Acte préparatoire52013DC0105

COMMUNICATION DE LA COMMISSION AU CONSEIL conformément à l’article 395 de la directive 2006/112/CE du Conseil

CELEX52013DC0105
TypeActe préparatoire
Datejeudi 28 février 2013

Résumé IA

La Commission propose d'autoriser la France à déroger à la directive TVA pour appliquer une mesure simplifiée de taxation sur les livraisons de biens et prestations de services réalisées par des assujettis non établis en France. Cette dérogation viserait à réduire les obligations déclaratives et à lutter contre la fraude fiscale, en instaurant un régime de guichet unique pour ces opérateurs étrangers.

Texte intégral

52013DC0105

COMMUNICATION DE LA COMMISSION AU CONSEIL conformément à l’article 395 de la directive 2006/112/CE du Conseil /* COM/2013/0105 final */


COMMUNICATION DE LA COMMISSION AU CONSEIL

conformément à l’article 395 de la directive 2006/112/CE du Conseil

1. CONTEXTE

Conformément à l'article 395 de la directive 2006/112/CE du Conseil du 28 novembre 2006 relative au système commun de taxe sur la valeur ajoutée (la «directive TVA»), le Conseil, statuant à l’unanimité sur proposition de la Commission, peut autoriser tout État membre à appliquer des mesures particulières dérogeant aux dispositions de la directive afin de simplifier la procédure de perception de la TVA ou d'éviter certaines fraudes ou évasions fiscales. Étant donné que cette procédure prévoit des dérogations aux principes généraux de la TVA, conformément à la jurisprudence constante de la Cour de justice de l'Union européenne, ces dérogations doivent être limitées et proportionnées.

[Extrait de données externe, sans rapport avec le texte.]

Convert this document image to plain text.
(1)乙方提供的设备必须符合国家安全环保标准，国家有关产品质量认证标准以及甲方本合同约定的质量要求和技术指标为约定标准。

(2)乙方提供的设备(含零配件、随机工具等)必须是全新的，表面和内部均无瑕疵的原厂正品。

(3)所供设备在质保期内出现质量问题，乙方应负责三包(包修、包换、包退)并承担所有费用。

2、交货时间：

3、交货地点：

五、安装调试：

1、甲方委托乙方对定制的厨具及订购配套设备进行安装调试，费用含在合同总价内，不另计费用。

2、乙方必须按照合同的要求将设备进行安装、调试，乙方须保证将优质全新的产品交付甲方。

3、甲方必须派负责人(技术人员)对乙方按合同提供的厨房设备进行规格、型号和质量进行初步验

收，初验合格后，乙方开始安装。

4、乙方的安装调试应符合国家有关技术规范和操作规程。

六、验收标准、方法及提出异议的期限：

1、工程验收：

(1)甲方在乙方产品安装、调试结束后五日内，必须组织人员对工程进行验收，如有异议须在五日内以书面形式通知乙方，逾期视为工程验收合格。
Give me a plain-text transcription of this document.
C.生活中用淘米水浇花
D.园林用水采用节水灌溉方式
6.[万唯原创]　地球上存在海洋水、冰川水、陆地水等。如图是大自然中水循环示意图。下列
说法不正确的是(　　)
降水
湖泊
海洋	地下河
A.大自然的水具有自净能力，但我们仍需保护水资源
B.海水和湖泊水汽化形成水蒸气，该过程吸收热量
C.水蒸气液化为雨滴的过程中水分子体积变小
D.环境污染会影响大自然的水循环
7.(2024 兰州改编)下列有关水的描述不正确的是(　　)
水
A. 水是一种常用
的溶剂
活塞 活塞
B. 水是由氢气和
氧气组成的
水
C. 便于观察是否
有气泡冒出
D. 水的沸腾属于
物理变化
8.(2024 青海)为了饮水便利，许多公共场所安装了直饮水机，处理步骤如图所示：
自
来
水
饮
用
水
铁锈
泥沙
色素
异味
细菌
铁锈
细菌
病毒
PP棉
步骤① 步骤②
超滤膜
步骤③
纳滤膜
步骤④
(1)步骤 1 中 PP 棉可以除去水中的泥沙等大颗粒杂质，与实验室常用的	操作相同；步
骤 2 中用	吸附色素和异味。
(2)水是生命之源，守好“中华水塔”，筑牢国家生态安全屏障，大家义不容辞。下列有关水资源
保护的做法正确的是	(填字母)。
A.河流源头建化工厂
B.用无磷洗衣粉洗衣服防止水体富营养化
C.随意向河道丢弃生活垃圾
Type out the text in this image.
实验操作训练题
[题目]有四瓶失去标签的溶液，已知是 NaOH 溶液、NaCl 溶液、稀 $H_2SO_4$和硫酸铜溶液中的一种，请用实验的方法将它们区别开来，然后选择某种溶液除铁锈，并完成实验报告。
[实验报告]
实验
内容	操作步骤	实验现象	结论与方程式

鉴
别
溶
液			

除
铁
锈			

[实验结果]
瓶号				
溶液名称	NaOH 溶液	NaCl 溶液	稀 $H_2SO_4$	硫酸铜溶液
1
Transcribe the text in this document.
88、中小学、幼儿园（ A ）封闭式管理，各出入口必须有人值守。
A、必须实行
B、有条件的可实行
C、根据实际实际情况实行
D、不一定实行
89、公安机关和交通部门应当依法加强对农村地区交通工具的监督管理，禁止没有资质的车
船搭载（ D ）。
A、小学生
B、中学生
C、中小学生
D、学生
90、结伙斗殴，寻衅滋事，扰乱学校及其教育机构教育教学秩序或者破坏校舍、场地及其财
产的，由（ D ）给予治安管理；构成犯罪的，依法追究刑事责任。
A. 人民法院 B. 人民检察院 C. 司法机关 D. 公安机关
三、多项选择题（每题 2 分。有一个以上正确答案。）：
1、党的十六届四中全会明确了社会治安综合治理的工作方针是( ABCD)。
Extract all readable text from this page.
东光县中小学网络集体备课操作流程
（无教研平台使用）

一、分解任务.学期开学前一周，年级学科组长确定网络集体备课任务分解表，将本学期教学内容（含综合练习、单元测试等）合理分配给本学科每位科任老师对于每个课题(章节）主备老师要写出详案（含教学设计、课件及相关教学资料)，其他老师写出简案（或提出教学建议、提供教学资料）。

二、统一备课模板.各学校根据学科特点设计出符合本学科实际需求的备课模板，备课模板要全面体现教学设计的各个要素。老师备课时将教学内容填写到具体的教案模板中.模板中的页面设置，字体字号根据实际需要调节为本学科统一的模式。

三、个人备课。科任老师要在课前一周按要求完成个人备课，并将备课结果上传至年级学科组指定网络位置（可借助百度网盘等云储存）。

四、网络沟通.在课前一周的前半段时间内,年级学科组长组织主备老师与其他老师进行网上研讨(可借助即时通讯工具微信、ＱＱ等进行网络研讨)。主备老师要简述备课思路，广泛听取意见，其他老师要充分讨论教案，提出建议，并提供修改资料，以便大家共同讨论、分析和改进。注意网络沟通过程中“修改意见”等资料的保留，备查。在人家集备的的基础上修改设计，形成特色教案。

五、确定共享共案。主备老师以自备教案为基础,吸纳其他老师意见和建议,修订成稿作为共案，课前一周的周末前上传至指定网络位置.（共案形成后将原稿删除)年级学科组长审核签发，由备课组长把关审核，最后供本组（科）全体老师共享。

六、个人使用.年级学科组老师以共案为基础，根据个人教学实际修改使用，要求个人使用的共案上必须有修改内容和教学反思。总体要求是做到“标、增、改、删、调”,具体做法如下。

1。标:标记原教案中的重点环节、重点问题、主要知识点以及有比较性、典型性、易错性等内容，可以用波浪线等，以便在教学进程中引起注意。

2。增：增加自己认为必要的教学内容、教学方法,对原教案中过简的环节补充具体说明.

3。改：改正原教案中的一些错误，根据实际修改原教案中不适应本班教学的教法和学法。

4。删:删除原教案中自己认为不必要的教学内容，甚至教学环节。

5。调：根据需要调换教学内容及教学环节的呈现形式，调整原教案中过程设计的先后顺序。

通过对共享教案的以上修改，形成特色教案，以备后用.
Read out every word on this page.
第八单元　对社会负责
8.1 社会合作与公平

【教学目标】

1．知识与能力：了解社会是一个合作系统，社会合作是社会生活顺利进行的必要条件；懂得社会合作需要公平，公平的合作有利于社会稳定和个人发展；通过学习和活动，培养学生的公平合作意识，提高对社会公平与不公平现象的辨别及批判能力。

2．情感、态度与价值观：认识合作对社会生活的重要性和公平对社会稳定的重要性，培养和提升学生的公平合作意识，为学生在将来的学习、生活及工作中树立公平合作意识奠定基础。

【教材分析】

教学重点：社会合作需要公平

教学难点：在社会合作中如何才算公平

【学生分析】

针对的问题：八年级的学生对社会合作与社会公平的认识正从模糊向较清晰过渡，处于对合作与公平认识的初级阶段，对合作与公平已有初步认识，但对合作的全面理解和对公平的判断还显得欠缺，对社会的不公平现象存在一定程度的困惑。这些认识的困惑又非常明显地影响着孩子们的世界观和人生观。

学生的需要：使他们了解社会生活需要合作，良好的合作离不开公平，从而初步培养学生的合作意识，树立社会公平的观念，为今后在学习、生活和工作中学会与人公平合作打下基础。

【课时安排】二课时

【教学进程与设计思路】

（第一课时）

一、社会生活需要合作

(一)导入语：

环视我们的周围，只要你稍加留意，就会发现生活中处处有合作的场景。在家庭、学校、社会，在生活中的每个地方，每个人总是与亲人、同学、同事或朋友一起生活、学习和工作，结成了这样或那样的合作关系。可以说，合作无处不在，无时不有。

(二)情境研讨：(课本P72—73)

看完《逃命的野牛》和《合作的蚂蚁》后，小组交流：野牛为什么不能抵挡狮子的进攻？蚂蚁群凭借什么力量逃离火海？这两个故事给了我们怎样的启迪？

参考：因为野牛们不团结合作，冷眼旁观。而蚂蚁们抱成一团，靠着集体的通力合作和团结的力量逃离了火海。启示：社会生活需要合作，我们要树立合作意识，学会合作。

Par lettre enregistrée par la Commission le 23 octobre 2012, la Roumanie a demandé l’autorisation de proroger l’application d’une mesure dérogatoire à l’article 193 de la directive TVA. Conformément à l’article 395, paragraphe 2, de la directive TVA, la Commission a informé les autres États membres, par lettre datée du 18 janvier 2013, de la demande introduite par la Roumanie. Par lettre du 22 janvier 2013, la Commission a informé la Roumanie qu’elle disposait de toutes les données utiles pour apprécier la demande.

La Roumanie a demandé l’autorisation de proroger l’application du mécanisme d’autoliquidation pour certaines céréales et graines oléagineuses pour lesquelles elle avait précédemment obtenu une dérogation[1].

Cette dérogation avait été accordée par le Conseil dans des circonstances très particulières, au titre desquelles la Roumanie s’était engagée à mettre en œuvre, pendant la période d’application de ladite dérogation, une série de réformes qui permettraient de revenir au système normal après cette période transitoire.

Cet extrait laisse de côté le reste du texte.